I can read in sub-pools of the files, concatenate them, but when I try to write the combined table as a csv, I observe a memory run-away and my server gulps up all the 56 GB RAM assigned to KNIME and the csv writer node fails (or KNIME freezes up). I have also tried to use a table writer node, but with same result. The 8 csv files that I’m trying to combine have a total size of ~3GB.
Any suggestions on how to do this or is there an upper limit somewhere? Appreciate you suggestions.
Best,
Kolster

izaychik63 · May 3, 2019, 11:50am

Try to use this node before CSV Writer.

ipazin · May 3, 2019, 1:08pm

Hi there!

Sry for inconvenience.

Can you share a bit more info? What KNIME version are you using and what OS? When KNIME doesn’t freeze what error message do you get?

Is there possibility you can share workflow/data in order to test it?

Br,
Ivan

acommons · May 4, 2019, 1:06am

I have handled a table with around 325,000,000 rows which created a .table file on disk of about 1.6GB. The system used has 64GB RAM. Performance was not good.
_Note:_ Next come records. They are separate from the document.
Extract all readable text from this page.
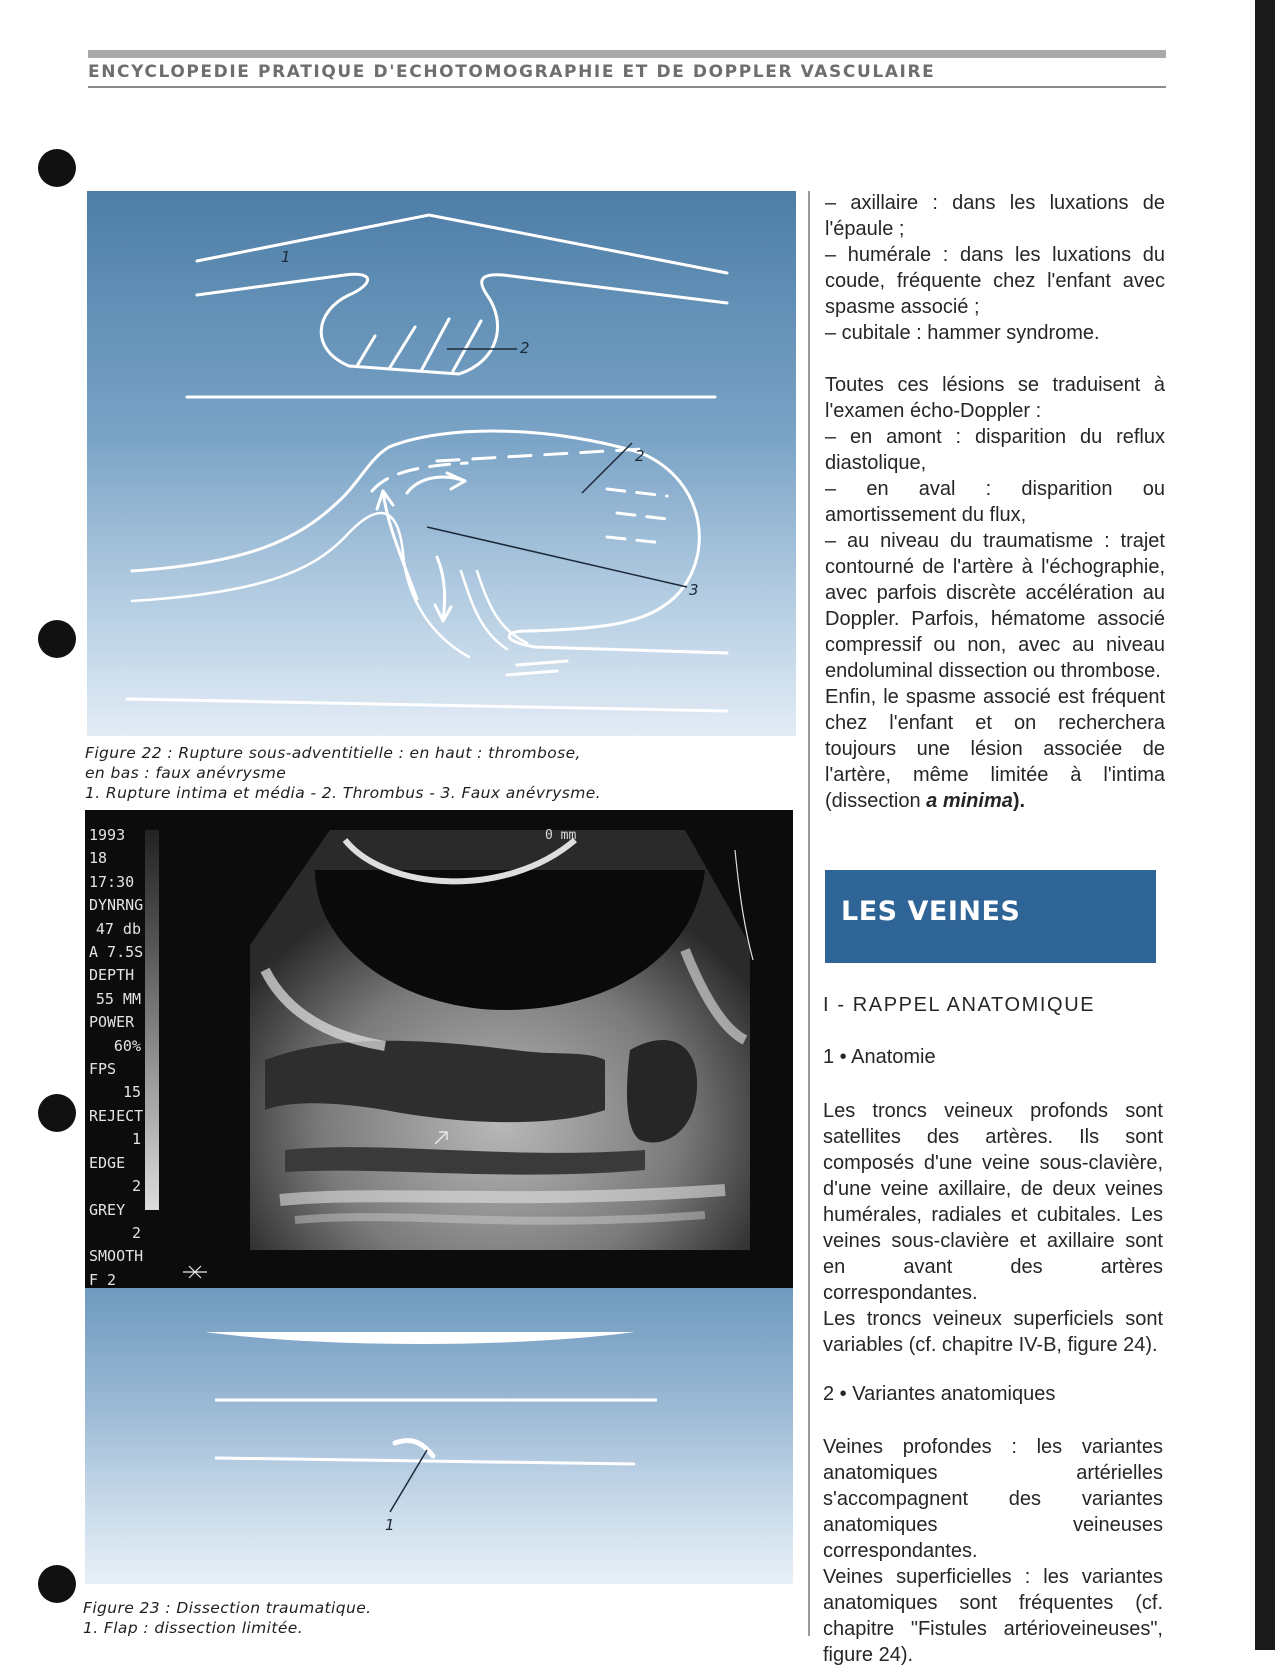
ENCYCLOPEDIE PRATIQUE D'ECHOTOMOGRAPHIE ET DE DOPPLER VASCULAIRE
1
2
2
3
Figure 22 : Rupture sous-adventitielle : en haut : thrombose,
en bas : faux anévrysme
1. Rupture intima et média - 2. Thrombus - 3. Faux anévrysme.
1993
18
17:30
DYNRNG
47 db
A 7.5S
DEPTH
55 MM
POWER
60%
FPS
15
REJECT
1
EDGE
2
GREY
2
SMOOTH
F 2
0 mm
1
Figure 23 : Dissection traumatique.
1. Flap : dissection limitée.

– axillaire : dans les luxations de l'épaule ;

– humérale : dans les luxations du coude, fréquente chez l'enfant avec spasme associé ;

– cubitale : hammer syndrome.

Toutes ces lésions se traduisent à l'examen écho-Doppler :

– en amont : disparition du reflux diastolique,

– en aval : disparition ou amortissement du flux,

– au niveau du traumatisme : trajet contourné de l'artère à l'échographie, avec parfois discrète accélération au Doppler. Parfois, hématome associé compressif ou non, avec au niveau endoluminal dissection ou thrombose.

Enfin, le spasme associé est fréquent chez l'enfant et on recherchera toujours une lésion associée de l'artère, même limitée à l'intima (dissection a minima).

LES VEINES
I - RAPPEL ANATOMIQUE
1 • Anatomie

Les troncs veineux profonds sont satellites des artères. Ils sont composés d'une veine sous-clavière, d'une veine axillaire, de deux veines humérales, radiales et cubitales. Les veines sous-clavière et axillaire sont en avant des artères correspondantes.

Les troncs veineux superficiels sont variables (cf. chapitre IV-B, figure 24).

2 • Variantes anatomiques

Veines profondes : les variantes anatomiques artérielles s'accompagnent des variantes anatomiques veineuses correspondantes.

Veines superficielles : les variantes anatomiques sont fréquentes (cf. chapitre "Fistules artérioveineuses", figure 24).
Reading or writing the table would go quickly for a while (in terms of the progress bar) and then stall. But it did eventually complete.

ipazin · May 6, 2019, 10:00am

Hi there!

Sry to hear that @acommons but seems to me 325 million rows is a lot. Do you know approximatelly how long the writing lasted? Did you have a lot of columns? Regarding data types, were they standard like strings and numbers or some special types?

Br,
Ivan

mlauber71 · May 10, 2019, 9:17am

Could you try and write the data to CSV in loops? Only so much at a time and then append it to an existing CSV file. We had a similar discussion recently:

kolster · May 27, 2019, 1:51pm

Hi there,
Sorry for not responding that quickly, but just wanted to let you know that writing larger csv files in chunks worked. I did set it up to read a series of files into a single one. Still puzzled why there seem to be a memory runaway when writing the larger files which were concatenated prior to csv writer node…
The only obstacle I encountered was to keep my column header and on the other hand not having headers in the middle of my combined file. Found a way around it by having a “header” csv with two rows of headers and a config file stating the other files to combine. Now set this up in a loop with a csv writer node in append mode

system · November 26, 2019, 2:02am

This topic was automatically closed 182 days after the last reply. New replies are no longer allowed.